The Poker Players Alliance, a lobbying group that opposes the new law, said it would ask Congress to exempt poker from the statute. The group considers poker a game of skill, not chance.

The new law is shaking up the worldwide Internet gambling industry, with some comparing it to Congress banning the sale of Toyotas, BMWs and all other foreign vehicles here. Britain's Sportingbet PLC, for example, said 62 percent of winning bets on its site came from the United States.

A major offshore e-currency company, FirePay of Britain, said it no longer will accept payments from U.S. customers. Sportingbet sold its U.S. online operations to an Antiguan company yesterday for $1, five weeks after former company chairman Peter Dicks was arrested in New York when customs officials found he was wanted in Louisiana on charges of illegal online gambling. New York Gov. George E. Pataki (R) refused to extradite Dicks to Louisiana, and a federal judge cleared his return to England.

Former BetOnSports PLC chief executive David Carruthers was arrested in the Dallas airport in July. BetOnSports founder Gary Stephen Kaplan, also wanted by U.S. authorities, is a fugitive. BetOnSports said yesterday it would pull out of the United States and repay balances to customers here.

Most online wagering and e-currency Web sites posted releases yesterday commenting on the law and its impact on customers.

"After taking extensive legal advice, the board of PartyGaming PLC has concluded that the new legislation . . . will make it practically impossible to provide U.S. residents with access to its real money poker and other real money gaming sites," the company said.

The World Trade Organization even has a stake in the game. The organization has ruled that the United States violates trade treaties by outlawing offshore online gambling while tolerating some forms of U.S.-based online gambling, citing the horse-racing ambiguity.

The major casinos in Las Vegas and Atlantic City and on Indian reservations did not take a position on the new law, said Frank J. Fahrenkopf Jr., president of the American Gaming Association.

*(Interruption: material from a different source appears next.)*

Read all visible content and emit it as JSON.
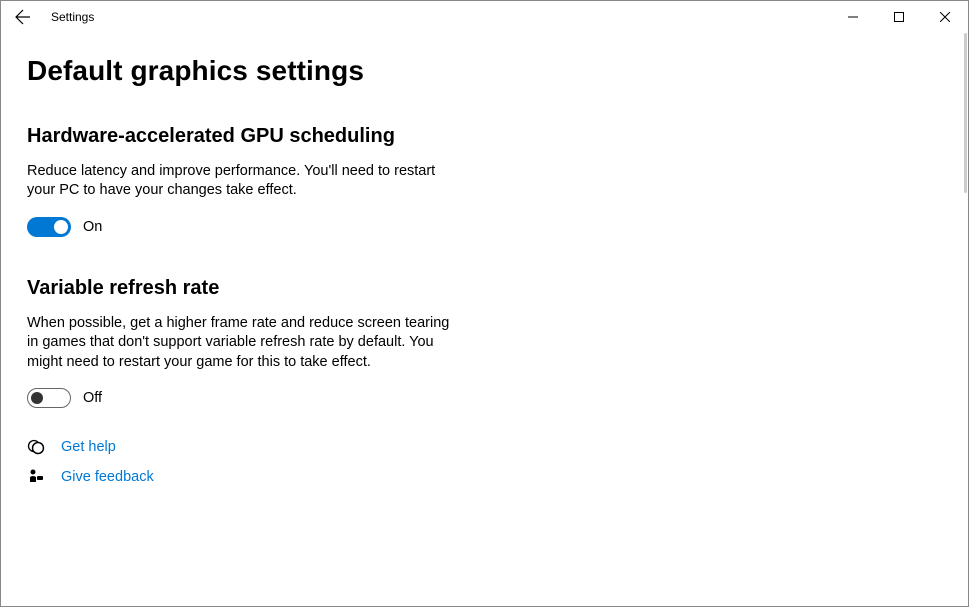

The group's reasoning: Less casino revenue comes from gambling, as entertainment, retail and other non-wagering spending now makes up 55 percent of the cash streaming into resorts such as Harrah's and Bellagio.

"The guy who comes home and goes to his den and cracks open a can of beer and bets on the Internet is not really our customer," Fahrenkopf said. "We never viewed the Internet as being competitive."

The association wants Congress to authorize an independent study of whether a legalized, nationwide, taxed and regulated online gambling system would work in the United States, as it does in Britain.

"Would we like to get into that business?" Fahrenkopf said. "Yeah, some of our guys would."

Goodlatte said he would press to update the Wire Act to conclusively extend its authority to the Internet. That part of his bill was dropped in the Senate.

"All the problems that manifest themselves with gambling, even in heavily regulated states, are even worse on the Internet," Goodlatte said yesterday. "There are family problems, bankruptcy problems, gambling addiction, gambling by minors, using gambling to launder money for criminal and terrorist organizations and organized crime. It does not help our society."

For poker advocates such as Duke, the new law is the wrong way to cure social problems.

"We've proven in history that trying to protect the minority and punish the majority never works," Duke said. "The fact is, there is a certain percentage of people who have addictive personalities [and gamble online]. Are you going to pass a law outlawing online shopping? Or day trading?"